DWP Sacks Disability Benefits Worker With Terminal Cancer- For Taking Too Much Sick Leave
A woman claims she was sacked from her job at a disability benefits centre for taking too much time off – while receiving treatment for incurable cancer.
Pauline Fisher, 65, found out days before Christmas that Department of Work and Pensions (DWP) bosses had rejected an appeal against a decision to sack her.
She had been signed off sick since June from the job she’s held for the past decade.
Pauline, who has been diagnosed with an incurable cancer , was adamant she would be fit again to work following her chemotherapy treatment.
But management at the Warbreck House office in Blackpool, Lancs., said they had made efforts to make suitable arrangements for her to come back and wrote to her saying she had “failed to maintain an acceptable level of attendance”.
Pauline says she qualified for full sick pay for the six months after she was signed off by a doctor in August, having first been sent home in June.
The same month she was diagnosed with clear cell renal carcinoma – a rare cancer – in her left kidney. The disease has since spread to her lungs and liver.
She began chemotherapy in August to prolong her life, but has been largely confined to a wheelchair since then.
On November 5 she was notified that she had been sacked from her job despite her sick note running up until the end of this month.
Pauline, who took partial retirement in March 2014 dropping her hours to work just four days a week, said: “When they dismissed me on November 5, they gave me 10 weeks’ notice pay – normally you get compensation but because I’m of retirement age I’m not entitled to that.
”I would have loved to have gone back to work. It’s a nice place to work. I would have just cut my hours down a bit.
”I’m not doing this for any money. I’m doing it because I’m so angry and want them to take it on board so they don’t treat anybody else the same.
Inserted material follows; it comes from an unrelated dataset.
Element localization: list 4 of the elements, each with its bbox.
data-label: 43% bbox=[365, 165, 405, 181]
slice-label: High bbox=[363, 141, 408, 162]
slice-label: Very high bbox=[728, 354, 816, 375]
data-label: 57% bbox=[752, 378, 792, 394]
”I’m so angry. From the neck up I’m absolutely fine – it’s the rest of me that’s rotten.”
In the letter dated November 2, she was told: “You have now been absent from work due to your illness since June 19, 2015.
“You are currently being cared for by your daughter due to your fatigue and dizzy spells.
“Since taking your medication you have seen little improvement in your ability to care for yourself.”
The letter also said Pauline told management at a meeting in October that she was “still unfit for work”.
It added: “Although you aspire to return to work as soon as possible, it is clear from the information provided there is no clear indication that you will be able to return to work in the foreseeable future due to ongoing care and medical treatment.”
Bosses also said she had received “substantial support” to boost her attendance.
It concludes: “Your employment with DWP must be terminated because you have failed to maintain an acceptable level of attendance and are unable to return to work within a timetable that I consider reasonable.”
Her daughter, Jodie Fisher, 26, who cares for her mum at their home in Mereside, near Blackpool, said: “lt’s disgusting, after 10 years of service to them.
“It’s not as if she’s got a migraine – she’s dying. I am fuming, so angry it’s unbelievable.
“They can’t operate on the kidney itself. She wouldn’t make it off the operating table.
“The are just giving her chemotherapy to prolong her life.”
The family say on December 23 they were told they weren’t unable to appeal the decision as they didn’t have enough information.
A DWP spokesman said: “We do all we can to support an employee’s return to work, including offering part-time, flexible hours or a different role.
”If someone tells us they won’t be able to return to work for the foreseeable future, we do need to make plans to ensure we can continue to deliver government services.”